Federal prosecutors have uncovered a tax scam that potentially costs the IRS billions of dollars in phony IRS refunds based on the stolen identifies of Puerto Rican citizens, who don’t pay federal taxes.
“What we have uncovered may very well be the tip of the iceberg,” Manhattan U.S. Attorney Preet Bharara told The Wall Street Journal. “It’s a massive fraud.”
The Journal reports that the IRS successfully prevented about $14 billion in fraudulent tax refunds from being sent out last year, including some portion of which that were based on stolen Puerto Rican identities. At first glance, the returns look as though they’ve been filed by Puerto Ricans who have moved to the continental United States.
Using stolen Social Security numbers — valued at $8 to $10 on the black market — scammers file fake withholding documents from companies, and then claim phony refunds by filing tax returns based on the withholding documents — often netting between $5,000 to $7,000 in a single refund.
In some cases, the returns list phony dependents based on the stolen identities of Puerto Rican children.
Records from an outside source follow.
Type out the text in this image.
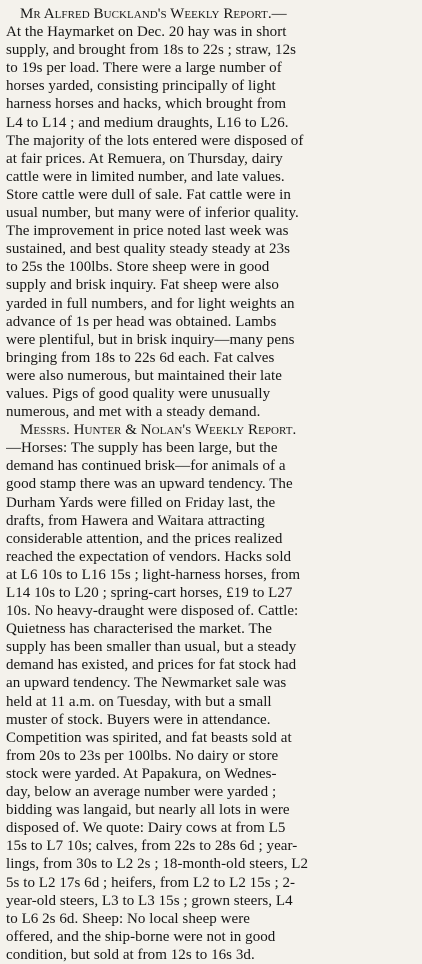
Mr Alfred Buckland's Weekly Report.—
At the Haymarket on Dec. 20 hay was in short
supply, and brought from 18s to 22s ; straw, 12s
to 19s per load. There were a large number of
horses yarded, consisting principally of light
harness horses and hacks, which brought from
L4 to L14 ; and medium draughts, L16 to L26.
The majority of the lots entered were disposed of
at fair prices. At Remuera, on Thursday, dairy
cattle were in limited number, and late values.
Store cattle were dull of sale. Fat cattle were in
usual number, but many were of inferior quality.
The improvement in price noted last week was
sustained, and best quality steady steady at 23s
to 25s the 100lbs. Store sheep were in good
supply and brisk inquiry. Fat sheep were also
yarded in full numbers, and for light weights an
advance of 1s per head was obtained. Lambs
were plentiful, but in brisk inquiry—many pens
bringing from 18s to 22s 6d each. Fat calves
were also numerous, but maintained their late
values. Pigs of good quality were unusually
numerous, and met with a steady demand.
Messrs. Hunter & Nolan's Weekly Report.
—Horses: The supply has been large, but the
demand has continued brisk—for animals of a
good stamp there was an upward tendency. The
Durham Yards were filled on Friday last, the
drafts, from Hawera and Waitara attracting
considerable attention, and the prices realized
reached the expectation of vendors. Hacks sold
at L6 10s to L16 15s ; light-harness horses, from
L14 10s to L20 ; spring-cart horses, £19 to L27
10s. No heavy-draught were disposed of. Cattle:
Quietness has characterised the market. The
supply has been smaller than usual, but a steady
demand has existed, and prices for fat stock had
an upward tendency. The Newmarket sale was
held at 11 a.m. on Tuesday, with but a small
muster of stock. Buyers were in attendance.
Competition was spirited, and fat beasts sold at
from 20s to 23s per 100lbs. No dairy or store
stock were yarded. At Papakura, on Wednes-
day, below an average number were yarded ;
bidding was langaid, but nearly all lots in were
disposed of. We quote: Dairy cows at from L5
15s to L7 10s; calves, from 22s to 28s 6d ; year-
lings, from 30s to L2 2s ; 18-month-old steers, L2
5s to L2 17s 6d ; heifers, from L2 to L2 15s ; 2-
year-old steers, L3 to L3 15s ; grown steers, L4
to L6 2s 6d. Sheep: No local sheep were
offered, and the ship-borne were not in good
condition, but sold at from 12s to 16s 3d.
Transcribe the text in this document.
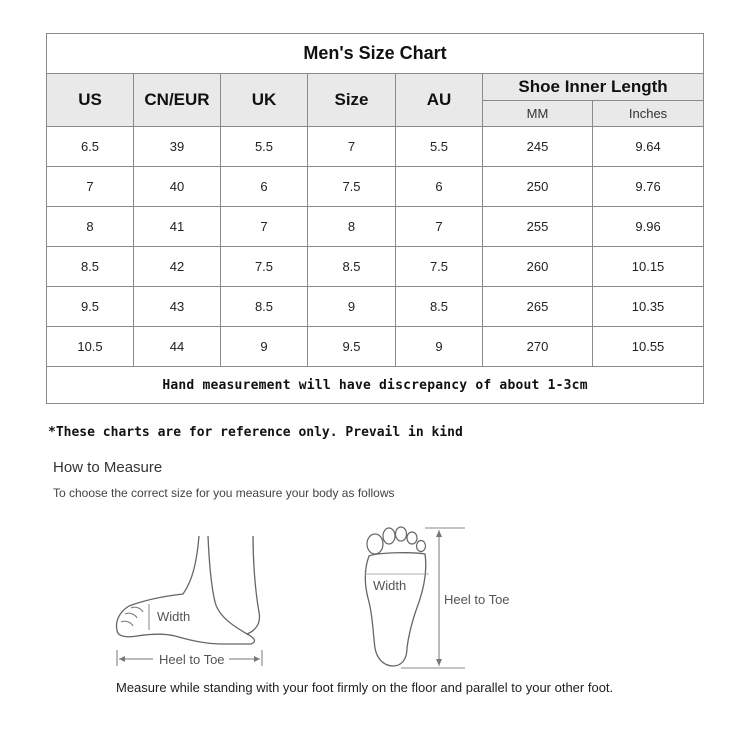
Men's Size Chart						
US	CN/EUR	UK	Size	AU	Shoe Inner Length	
					MM	Inches
6.5	39	5.5	7	5.5	245	9.64
7	40	6	7.5	6	250	9.76
8	41	7	8	7	255	9.96
8.5	42	7.5	8.5	7.5	260	10.15
9.5	43	8.5	9	8.5	265	10.35
10.5	44	9	9.5	9	270	10.55
Hand measurement will have discrepancy of about 1-3cm						
*These charts are for reference only. Prevail in kind
How to Measure
To choose the correct size for you measure your body as follows
Width
Heel to Toe
Width
Heel to Toe
Measure while standing with your foot firmly on the floor and parallel to your other foot.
At times the scammers have paid off postal carriers to intercept the fraudulent refund checks, while in other cases honest postal workers have played an important role in uncovering such fraud by reporting instances where large numbers of refund checks have been mailed to the same address, or to people who don’t live at a particular address.
Some of the checks have been cashed by bank tellers or employees at money service companies who are complicit in the scheme, according to the Journal.